Every off-season there is more than one candidate for “worst contract signed”. The math is usually pretty simple – the largest price tag for the smallest concurrent value. Typically the winner is a needlessly large, long-term deal given to a player whose value has somehow been inflated by a club’s need or via some idiosyncrasy of the free agent market.
The early contender for “worst decision” this year is relatively cheap and short-term however: the two year, $1.55M Leighton contract by the Flyers GM Paul Holmgren. It’s a salary that won’t knee-cap the organization forever and is certainly easily buried should he prove inadequate, so the financial ramifications for Philadelphia will be minimal if things don’t turn out.
That said, in the context of the market and the Flyers needs, the Leighton signing was a demonstrably awful move.
Let’s first establish two things: Michael Leighton is little more than an average NHL goaltender and his noteworthy results from last season were a fluke. The 29 year-old journeyman has appeared in 103 games over the course of his career, managing an uninspiring .902 save rate. I haven’t done the requisite math to be sure of this, but that strikes me as little more than replacement level performance.
Last year, Leighton was plucked off of waivers by a desperate Flyers team hobbled by injuries in the crease and he managed an uncharacteristic .918 SV% in 27 games for them down the stretch. Now, there’s a couple of things here – first, 27 games is a pathetically small sample size by which to judge a goaltender. In addition, while a .918 SV% is better than Leighton’s career average, it’s hardly knocking the ball out of the park over such a short span.
If we unpack his overall 2009-10 save rate, the news becomes even worse for Holmgren. Leighton’s even strength save percentage last year was a below-average .904 (that’s Jeff Drouin-Deslauriers and Vesa Toskala territory). The only reason he managed a somewhat noteworthy save rate was an inhumanly good .906 SV% on the PK. That’s right – Leighton saved pucks at a greater rate while his team was short-handed last year. And yes, there’s no way that can continue.

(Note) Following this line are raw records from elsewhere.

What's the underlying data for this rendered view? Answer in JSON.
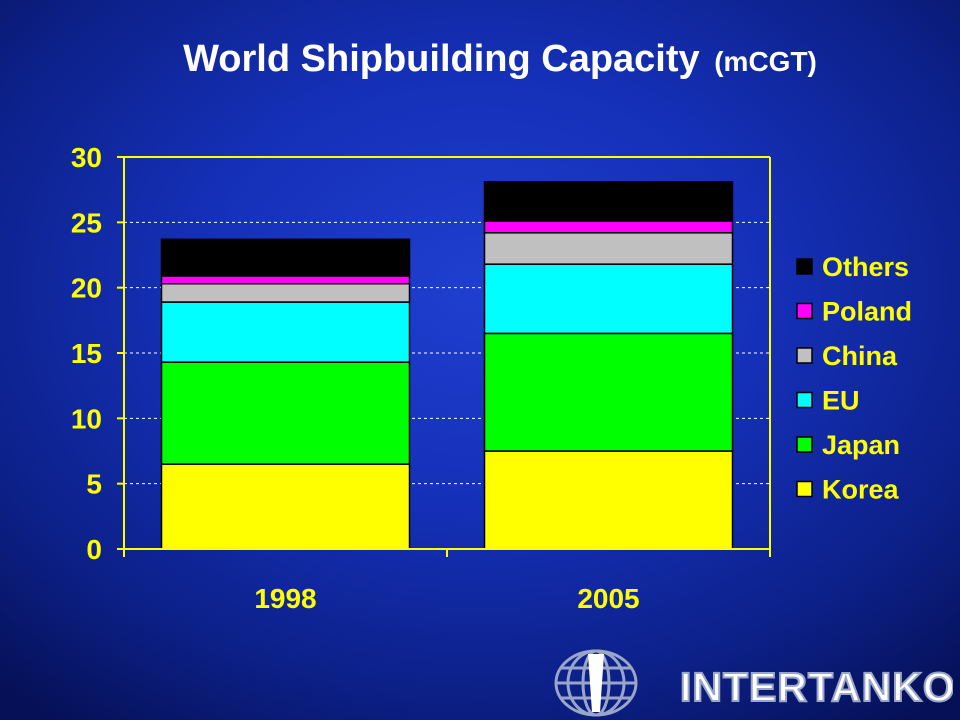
{
  "slide": {
    "title": "World Shipbuilding Capacity",
    "title_unit": "(mCGT)",
    "logo_text": "INTERTANKO"
  },
  "colors": {
    "Korea": "#ffff00",
    "Japan": "#00ff00",
    "EU": "#00ffff",
    "China": "#c0c0c0",
    "Poland": "#ff00ff",
    "Others": "#000000",
    "axis": "#ffff00",
    "text": "#ffff00"
  },
  "chart_data": {
    "type": "bar",
    "stacked": true,
    "title": "World Shipbuilding Capacity (mCGT)",
    "xlabel": "",
    "ylabel": "",
    "categories": [
      "1998",
      "2005"
    ],
    "ylim": [
      0,
      30
    ],
    "yticks": [
      0,
      5,
      10,
      15,
      20,
      25,
      30
    ],
    "grid": true,
    "legend": "right",
    "series": [
      {
        "name": "Korea",
        "values": [
          6.5,
          7.5
        ]
      },
      {
        "name": "Japan",
        "values": [
          7.8,
          9.0
        ]
      },
      {
        "name": "EU",
        "values": [
          4.6,
          5.3
        ]
      },
      {
        "name": "China",
        "values": [
          1.4,
          2.4
        ]
      },
      {
        "name": "Poland",
        "values": [
          0.6,
          0.9
        ]
      },
      {
        "name": "Others",
        "values": [
          2.8,
          3.0
        ]
      }
    ]
  }
}
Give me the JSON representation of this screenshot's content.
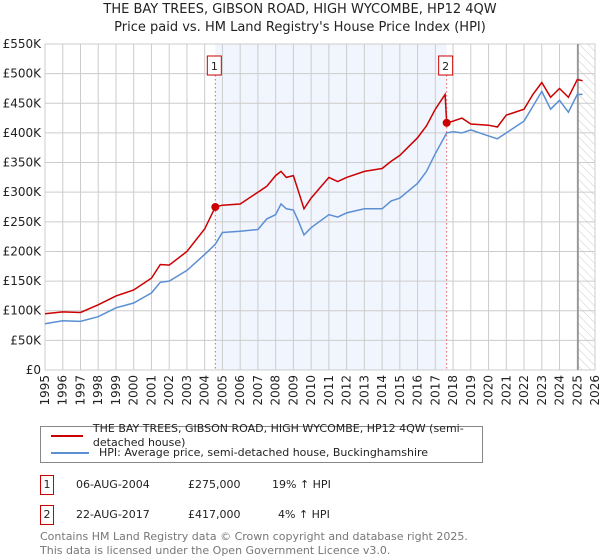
{
  "chart_data": {
    "type": "line",
    "title": "THE BAY TREES, GIBSON ROAD, HIGH WYCOMBE, HP12 4QW",
    "subtitle": "Price paid vs. HM Land Registry's House Price Index (HPI)",
    "xlim": [
      1995,
      2026
    ],
    "ylim": [
      0,
      550000
    ],
    "x_ticks": [
      "1995",
      "1996",
      "1997",
      "1998",
      "1999",
      "2000",
      "2001",
      "2002",
      "2003",
      "2004",
      "2005",
      "2006",
      "2007",
      "2008",
      "2009",
      "2010",
      "2011",
      "2012",
      "2013",
      "2014",
      "2015",
      "2016",
      "2017",
      "2018",
      "2019",
      "2020",
      "2021",
      "2022",
      "2023",
      "2024",
      "2025",
      "2026"
    ],
    "y_ticks": [
      {
        "v": 0,
        "label": "£0"
      },
      {
        "v": 50000,
        "label": "£50K"
      },
      {
        "v": 100000,
        "label": "£100K"
      },
      {
        "v": 150000,
        "label": "£150K"
      },
      {
        "v": 200000,
        "label": "£200K"
      },
      {
        "v": 250000,
        "label": "£250K"
      },
      {
        "v": 300000,
        "label": "£300K"
      },
      {
        "v": 350000,
        "label": "£350K"
      },
      {
        "v": 400000,
        "label": "£400K"
      },
      {
        "v": 450000,
        "label": "£450K"
      },
      {
        "v": 500000,
        "label": "£500K"
      },
      {
        "v": 550000,
        "label": "£550K"
      }
    ],
    "grid": true,
    "series": [
      {
        "name": "THE BAY TREES, GIBSON ROAD, HIGH WYCOMBE, HP12 4QW (semi-detached house)",
        "color": "#cc0000",
        "x": [
          1995,
          1996,
          1997,
          1998,
          1999,
          2000,
          2001,
          2001.5,
          2002,
          2003,
          2004,
          2004.6,
          2005,
          2006,
          2007,
          2007.5,
          2008,
          2008.3,
          2008.6,
          2009,
          2009.3,
          2009.6,
          2010,
          2011,
          2011.5,
          2012,
          2013,
          2014,
          2014.5,
          2015,
          2016,
          2016.5,
          2017,
          2017.55,
          2017.64,
          2018,
          2018.5,
          2019,
          2020,
          2020.5,
          2021,
          2022,
          2022.5,
          2023,
          2023.5,
          2024,
          2024.5,
          2025,
          2025.3
        ],
        "y": [
          95000,
          98000,
          97000,
          110000,
          125000,
          135000,
          155000,
          178000,
          177000,
          200000,
          238000,
          275000,
          278000,
          280000,
          300000,
          310000,
          328000,
          335000,
          325000,
          328000,
          300000,
          272000,
          290000,
          325000,
          318000,
          325000,
          335000,
          340000,
          352000,
          362000,
          392000,
          412000,
          440000,
          465000,
          417000,
          420000,
          425000,
          415000,
          413000,
          410000,
          430000,
          440000,
          465000,
          485000,
          460000,
          475000,
          460000,
          490000,
          488000
        ]
      },
      {
        "name": "HPI: Average price, semi-detached house, Buckinghamshire",
        "color": "#5b8fd4",
        "x": [
          1995,
          1996,
          1997,
          1998,
          1999,
          2000,
          2001,
          2001.5,
          2002,
          2003,
          2004,
          2004.6,
          2005,
          2006,
          2007,
          2007.5,
          2008,
          2008.3,
          2008.6,
          2009,
          2009.3,
          2009.6,
          2010,
          2011,
          2011.5,
          2012,
          2013,
          2014,
          2014.5,
          2015,
          2016,
          2016.5,
          2017,
          2017.64,
          2018,
          2018.5,
          2019,
          2020,
          2020.5,
          2021,
          2022,
          2022.5,
          2023,
          2023.5,
          2024,
          2024.5,
          2025,
          2025.3
        ],
        "y": [
          78000,
          83000,
          82000,
          90000,
          105000,
          113000,
          130000,
          148000,
          150000,
          168000,
          195000,
          212000,
          232000,
          234000,
          237000,
          255000,
          262000,
          280000,
          272000,
          270000,
          250000,
          228000,
          240000,
          262000,
          258000,
          265000,
          272000,
          272000,
          285000,
          290000,
          315000,
          335000,
          365000,
          400000,
          402000,
          400000,
          405000,
          395000,
          390000,
          400000,
          420000,
          445000,
          470000,
          440000,
          455000,
          435000,
          465000,
          465000
        ]
      }
    ],
    "annotations": [
      {
        "label": "1",
        "x": 2004.6,
        "y": 275000
      },
      {
        "label": "2",
        "x": 2017.64,
        "y": 417000
      }
    ],
    "shaded_range": [
      2004.6,
      2017.64
    ],
    "forecast_from": 2025.04
  },
  "legend": {
    "items": [
      "THE BAY TREES, GIBSON ROAD, HIGH WYCOMBE, HP12 4QW (semi-detached house)",
      "HPI: Average price, semi-detached house, Buckinghamshire"
    ]
  },
  "transactions": [
    {
      "num": "1",
      "date": "06-AUG-2004",
      "price": "£275,000",
      "hpi": "19% ↑ HPI"
    },
    {
      "num": "2",
      "date": "22-AUG-2017",
      "price": "£417,000",
      "hpi": "4% ↑ HPI"
    }
  ],
  "footer": {
    "line1": "Contains HM Land Registry data © Crown copyright and database right 2025.",
    "line2": "This data is licensed under the Open Government Licence v3.0."
  }
}
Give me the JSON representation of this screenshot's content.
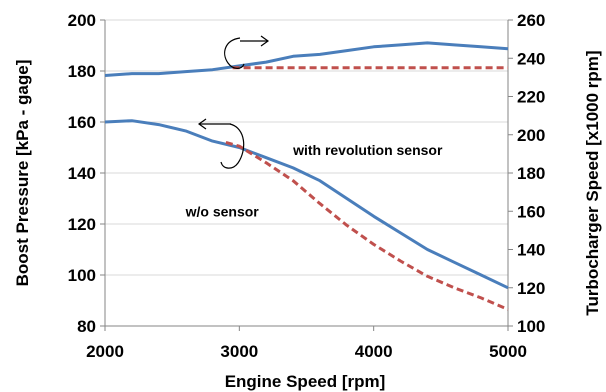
{
  "chart_data": {
    "type": "line",
    "title": "",
    "xlabel": "Engine Speed [rpm]",
    "ylabel_left": "Boost Pressure [kPa - gage]",
    "ylabel_right": "Turbocharger Speed [x1000 rpm]",
    "xlim": [
      2000,
      5000
    ],
    "ylim_left": [
      80,
      200
    ],
    "ylim_right": [
      100,
      260
    ],
    "x_ticks": [
      2000,
      3000,
      4000,
      5000
    ],
    "y_ticks_left": [
      80,
      100,
      120,
      140,
      160,
      180,
      200
    ],
    "y_ticks_right": [
      100,
      120,
      140,
      160,
      180,
      200,
      220,
      240,
      260
    ],
    "grid": "horizontal",
    "legend": "none",
    "series": [
      {
        "axis": "right",
        "color": "#4a7ebb",
        "dash": "solid",
        "x": [
          2000,
          2200,
          2400,
          2600,
          2800,
          3000,
          3200,
          3400,
          3600,
          3800,
          4000,
          4200,
          4400,
          4600,
          4800,
          5000
        ],
        "y": [
          231,
          232,
          232,
          233,
          234,
          236,
          238,
          241,
          242,
          244,
          246,
          247,
          248,
          247,
          246,
          245
        ]
      },
      {
        "axis": "right",
        "color": "#c0504d",
        "dash": "dashed",
        "x": [
          2950,
          3200,
          3600,
          4000,
          4400,
          5000
        ],
        "y": [
          235,
          235,
          235,
          235,
          235,
          235
        ]
      },
      {
        "axis": "left",
        "color": "#4a7ebb",
        "dash": "solid",
        "x": [
          2000,
          2200,
          2400,
          2600,
          2800,
          3000,
          3200,
          3400,
          3600,
          3800,
          4000,
          4200,
          4400,
          4600,
          4800,
          5000
        ],
        "y": [
          160,
          160.5,
          159,
          156.5,
          152.5,
          150,
          146,
          142,
          137,
          130,
          123,
          116.5,
          110,
          105,
          100,
          95
        ]
      },
      {
        "axis": "left",
        "color": "#c0504d",
        "dash": "dashed",
        "x": [
          2900,
          3000,
          3200,
          3400,
          3600,
          3800,
          4000,
          4200,
          4400,
          4600,
          4800,
          5000
        ],
        "y": [
          152,
          150.5,
          144,
          137,
          128,
          119.5,
          112,
          105.5,
          99.5,
          95,
          91,
          86.5
        ]
      }
    ],
    "annotations": [
      {
        "text": "with revolution sensor",
        "x": 3400,
        "y": 147
      },
      {
        "text": "w/o sensor",
        "x": 2600,
        "y": 123
      }
    ]
  }
}
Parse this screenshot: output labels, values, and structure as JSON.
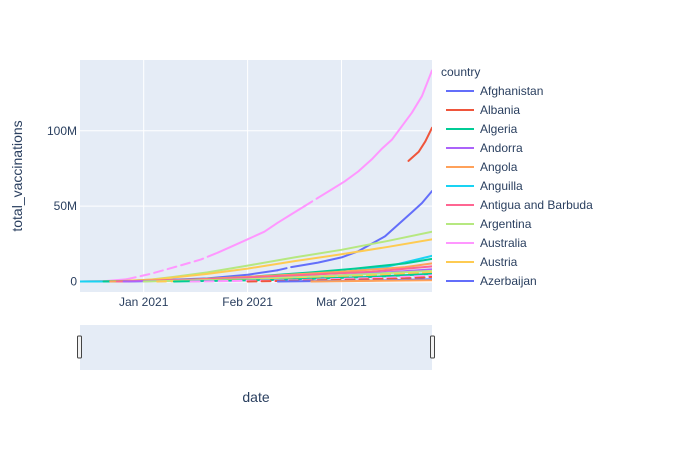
{
  "chart_data": {
    "type": "line",
    "ylabel": "total_vaccinations",
    "xlabel": "date",
    "x_range": [
      "2020-12-13",
      "2021-03-28"
    ],
    "y_range": [
      -7000000,
      147000000
    ],
    "x_ticks": [
      {
        "date": "2021-01-01",
        "label": "Jan 2021"
      },
      {
        "date": "2021-02-01",
        "label": "Feb 2021"
      },
      {
        "date": "2021-03-01",
        "label": "Mar 2021"
      }
    ],
    "y_ticks": [
      {
        "value": 0,
        "label": "0"
      },
      {
        "value": 50000000,
        "label": "50M"
      },
      {
        "value": 100000000,
        "label": "100M"
      }
    ],
    "grid": true,
    "legend": {
      "title": "country",
      "placement": "right",
      "entries": [
        {
          "name": "Afghanistan",
          "color": "#636efa"
        },
        {
          "name": "Albania",
          "color": "#EF553B"
        },
        {
          "name": "Algeria",
          "color": "#00cc96"
        },
        {
          "name": "Andorra",
          "color": "#ab63fa"
        },
        {
          "name": "Angola",
          "color": "#FFA15A"
        },
        {
          "name": "Anguilla",
          "color": "#19d3f3"
        },
        {
          "name": "Antigua and Barbuda",
          "color": "#FF6692"
        },
        {
          "name": "Argentina",
          "color": "#B6E880"
        },
        {
          "name": "Australia",
          "color": "#FF97FF"
        },
        {
          "name": "Austria",
          "color": "#FECB52"
        },
        {
          "name": "Azerbaijan",
          "color": "#636efa"
        }
      ]
    },
    "series": [
      {
        "color": "#FF97FF",
        "dash": "solid",
        "points": [
          [
            "2020-12-13",
            0
          ],
          [
            "2020-12-20",
            150000
          ],
          [
            "2020-12-27",
            1500000
          ]
        ]
      },
      {
        "color": "#FF97FF",
        "dash": "dash",
        "points": [
          [
            "2020-12-27",
            1500000
          ],
          [
            "2021-01-03",
            5000000
          ],
          [
            "2021-01-11",
            10000000
          ],
          [
            "2021-01-18",
            14500000
          ],
          [
            "2021-01-23",
            19000000
          ]
        ]
      },
      {
        "color": "#FF97FF",
        "dash": "solid",
        "points": [
          [
            "2021-01-23",
            19000000
          ],
          [
            "2021-01-27",
            23000000
          ],
          [
            "2021-02-01",
            28000000
          ],
          [
            "2021-02-06",
            33000000
          ],
          [
            "2021-02-10",
            39000000
          ],
          [
            "2021-02-14",
            44500000
          ],
          [
            "2021-02-18",
            50000000
          ]
        ]
      },
      {
        "color": "#FF97FF",
        "dash": "dash",
        "points": [
          [
            "2021-02-18",
            50000000
          ],
          [
            "2021-02-22",
            55500000
          ]
        ]
      },
      {
        "color": "#FF97FF",
        "dash": "solid",
        "points": [
          [
            "2021-02-22",
            55500000
          ],
          [
            "2021-02-26",
            61000000
          ],
          [
            "2021-03-02",
            66500000
          ],
          [
            "2021-03-06",
            73000000
          ],
          [
            "2021-03-10",
            81000000
          ],
          [
            "2021-03-13",
            88000000
          ],
          [
            "2021-03-16",
            94000000
          ],
          [
            "2021-03-19",
            103000000
          ],
          [
            "2021-03-22",
            112000000
          ],
          [
            "2021-03-25",
            123000000
          ],
          [
            "2021-03-28",
            140000000
          ]
        ]
      },
      {
        "color": "#636efa",
        "dash": "solid",
        "points": [
          [
            "2020-12-13",
            0
          ],
          [
            "2021-01-01",
            500000
          ],
          [
            "2021-01-20",
            2000000
          ],
          [
            "2021-02-01",
            4500000
          ],
          [
            "2021-02-10",
            7500000
          ]
        ]
      },
      {
        "color": "#636efa",
        "dash": "dash",
        "points": [
          [
            "2021-02-10",
            7500000
          ],
          [
            "2021-02-14",
            9500000
          ]
        ]
      },
      {
        "color": "#636efa",
        "dash": "solid",
        "points": [
          [
            "2021-02-14",
            9500000
          ],
          [
            "2021-02-22",
            12500000
          ],
          [
            "2021-03-01",
            16000000
          ],
          [
            "2021-03-06",
            20000000
          ],
          [
            "2021-03-10",
            25000000
          ],
          [
            "2021-03-14",
            30000000
          ],
          [
            "2021-03-18",
            38000000
          ],
          [
            "2021-03-22",
            46000000
          ],
          [
            "2021-03-25",
            52000000
          ],
          [
            "2021-03-28",
            60000000
          ]
        ]
      },
      {
        "color": "#EF553B",
        "dash": "solid",
        "points": [
          [
            "2021-03-21",
            80000000
          ],
          [
            "2021-03-24",
            86000000
          ],
          [
            "2021-03-26",
            93000000
          ],
          [
            "2021-03-28",
            102000000
          ]
        ]
      },
      {
        "color": "#B6E880",
        "dash": "solid",
        "points": [
          [
            "2020-12-13",
            0
          ],
          [
            "2020-12-20",
            50000
          ],
          [
            "2020-12-27",
            300000
          ],
          [
            "2021-01-03",
            1200000
          ],
          [
            "2021-01-10",
            3000000
          ],
          [
            "2021-01-20",
            6000000
          ],
          [
            "2021-02-01",
            10500000
          ],
          [
            "2021-02-15",
            16000000
          ],
          [
            "2021-03-01",
            21000000
          ],
          [
            "2021-03-15",
            27000000
          ],
          [
            "2021-03-28",
            33000000
          ]
        ]
      },
      {
        "color": "#FECB52",
        "dash": "solid",
        "points": [
          [
            "2020-12-13",
            0
          ],
          [
            "2020-12-24",
            200000
          ],
          [
            "2021-01-05",
            1500000
          ],
          [
            "2021-01-20",
            5000000
          ],
          [
            "2021-02-01",
            8500000
          ],
          [
            "2021-02-15",
            13500000
          ],
          [
            "2021-03-01",
            18000000
          ],
          [
            "2021-03-15",
            23000000
          ],
          [
            "2021-03-28",
            28000000
          ]
        ]
      },
      {
        "color": "#19d3f3",
        "dash": "solid",
        "points": [
          [
            "2020-12-13",
            0
          ],
          [
            "2020-12-28",
            0
          ],
          [
            "2021-01-05",
            500000
          ],
          [
            "2021-01-25",
            1500000
          ],
          [
            "2021-02-15",
            3500000
          ],
          [
            "2021-03-01",
            6000000
          ],
          [
            "2021-03-15",
            10000000
          ],
          [
            "2021-03-28",
            17000000
          ]
        ]
      },
      {
        "color": "#00cc96",
        "dash": "solid",
        "points": [
          [
            "2020-12-20",
            0
          ],
          [
            "2021-01-10",
            800000
          ],
          [
            "2021-02-01",
            3000000
          ],
          [
            "2021-02-20",
            6000000
          ],
          [
            "2021-03-05",
            8500000
          ],
          [
            "2021-03-20",
            12000000
          ],
          [
            "2021-03-28",
            15000000
          ]
        ]
      },
      {
        "color": "#FFA15A",
        "dash": "solid",
        "points": [
          [
            "2020-12-22",
            0
          ],
          [
            "2021-01-15",
            1200000
          ],
          [
            "2021-02-10",
            4000000
          ],
          [
            "2021-03-01",
            6500000
          ],
          [
            "2021-03-20",
            9500000
          ],
          [
            "2021-03-28",
            12000000
          ]
        ]
      },
      {
        "color": "#FF6692",
        "dash": "solid",
        "points": [
          [
            "2020-12-24",
            0
          ],
          [
            "2021-01-20",
            1500000
          ],
          [
            "2021-02-15",
            4000000
          ],
          [
            "2021-03-10",
            6500000
          ],
          [
            "2021-03-28",
            10000000
          ]
        ]
      },
      {
        "color": "#ab63fa",
        "dash": "solid",
        "points": [
          [
            "2020-12-26",
            0
          ],
          [
            "2021-01-25",
            1000000
          ],
          [
            "2021-02-25",
            3500000
          ],
          [
            "2021-03-28",
            8000000
          ]
        ]
      },
      {
        "color": "#B6E880",
        "dash": "solid",
        "points": [
          [
            "2021-01-01",
            0
          ],
          [
            "2021-02-01",
            1500000
          ],
          [
            "2021-03-01",
            4000000
          ],
          [
            "2021-03-28",
            7000000
          ]
        ]
      },
      {
        "color": "#FECB52",
        "dash": "dash",
        "points": [
          [
            "2021-01-05",
            0
          ],
          [
            "2021-02-05",
            1200000
          ],
          [
            "2021-03-05",
            3500000
          ],
          [
            "2021-03-28",
            6000000
          ]
        ]
      },
      {
        "color": "#00cc96",
        "dash": "solid",
        "points": [
          [
            "2021-01-10",
            0
          ],
          [
            "2021-02-10",
            1000000
          ],
          [
            "2021-03-10",
            3000000
          ],
          [
            "2021-03-28",
            5000000
          ]
        ]
      },
      {
        "color": "#FF97FF",
        "dash": "dash",
        "points": [
          [
            "2021-01-15",
            0
          ],
          [
            "2021-02-15",
            800000
          ],
          [
            "2021-03-15",
            2500000
          ],
          [
            "2021-03-28",
            4000000
          ]
        ]
      },
      {
        "color": "#EF553B",
        "dash": "dash",
        "points": [
          [
            "2021-02-01",
            0
          ],
          [
            "2021-03-01",
            1000000
          ],
          [
            "2021-03-20",
            2000000
          ],
          [
            "2021-03-28",
            3000000
          ]
        ]
      },
      {
        "color": "#636efa",
        "dash": "solid",
        "points": [
          [
            "2021-02-10",
            0
          ],
          [
            "2021-03-10",
            600000
          ],
          [
            "2021-03-28",
            1500000
          ]
        ]
      },
      {
        "color": "#FFA15A",
        "dash": "solid",
        "points": [
          [
            "2021-02-20",
            0
          ],
          [
            "2021-03-28",
            800000
          ]
        ]
      }
    ]
  }
}
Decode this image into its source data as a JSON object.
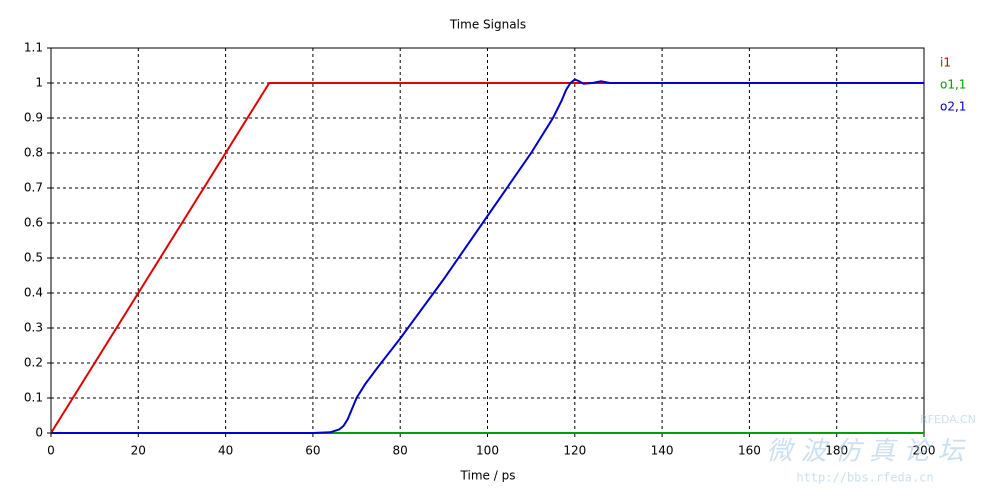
{
  "chart_data": {
    "type": "line",
    "title": "Time Signals",
    "x_label": "Time / ps",
    "xlim": [
      0,
      200
    ],
    "xticks": [
      0,
      20,
      40,
      60,
      80,
      100,
      120,
      140,
      160,
      180,
      200
    ],
    "ylim": [
      0,
      1.1
    ],
    "yticks": [
      0,
      0.1,
      0.2,
      0.3,
      0.4,
      0.5,
      0.6,
      0.7,
      0.8,
      0.9,
      1,
      1.1
    ],
    "grid": true,
    "legend": "right",
    "series": [
      {
        "name": "i1",
        "color": "#e00000",
        "x": [
          0,
          50,
          200
        ],
        "values": [
          0,
          1,
          1
        ]
      },
      {
        "name": "o1,1",
        "color": "#00a000",
        "x": [
          0,
          200
        ],
        "values": [
          0,
          0
        ]
      },
      {
        "name": "o2,1",
        "color": "#0000c8",
        "x": [
          0,
          60,
          64,
          66,
          67,
          68,
          69,
          70,
          72,
          75,
          80,
          90,
          100,
          110,
          115,
          117,
          118,
          119,
          120,
          121,
          122,
          124,
          126,
          128,
          130,
          200
        ],
        "values": [
          0,
          0,
          0.002,
          0.01,
          0.02,
          0.04,
          0.07,
          0.1,
          0.14,
          0.19,
          0.27,
          0.44,
          0.62,
          0.8,
          0.9,
          0.95,
          0.98,
          1.0,
          1.01,
          1.005,
          0.998,
          1.0,
          1.005,
          1.0,
          1.0,
          1.0
        ]
      }
    ],
    "watermark": [
      "RFEDA.CN",
      "微 波 仿 真 论 坛",
      "http://bbs.rfeda.cn"
    ]
  }
}
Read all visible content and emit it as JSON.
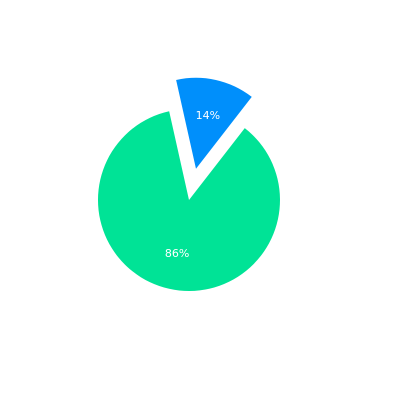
{
  "chart_data": {
    "type": "pie",
    "title": "",
    "slices": [
      {
        "label": "86%",
        "value": 86,
        "color": "#00e396",
        "exploded": false
      },
      {
        "label": "14%",
        "value": 14,
        "color": "#008ffb",
        "exploded": true
      }
    ]
  }
}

So we have a completely mediocre goalie manage okay, but clearly fortune driven results over a short period of time. Not a good UFA target, particularly in a market that was littered with better options. The Flyers re-signed Leighton on June 30th, a day before guys like Marty Turco, Jose Theodore, Dan Ellis, Chris Mason and Antero Niittymaki started accepting offers. There isn’t any world beaters in that list, but they all have a better track record than Leighton. What’s more they all signed within range of his cap hit (Niittymaki was the most expensive at $2 million).
What makes this all the more ridiculous is not just Leighton’s on-going back issues, but the fact that the Flyers aren’t exactly bursting at the seams with other options. Besides the doddering Brian Boucher, the franchise features a bevy of unproven prospects, including current starter Sergei Bobrovsky. The 22 year-old has looked competent through pre-season and the first couple of regular season games and may actually turn out to be something of savior for the organization if he can continue to shine. If so, then it’s by the graces of fortune – and not Holmgren’s lackluster decision making – that the club will have a competent goaltender this season.
So what caused Holmgren to stick with Leighton? I can only assume the move was primarily motivated by the fact that the Flyers reached the Stanley Cup finals, with Leighton (mostly) in net. As unsophisticated as it might seem, even NHL GM’s are swayed by ostensible correlations that are more illusory than causal. So Leighton = Stanley Cup run = new contract(!), despite the fact that all sorts of other things went into the Flyers finals appearance.
As mentioned, the contract isn’t overly pricey and the emergence of Bobrovsky may save Holmgren from himself. That said, it was a terrible bet to make, particularly for a franchise that has a long, storied history of signing the wrong goaltender.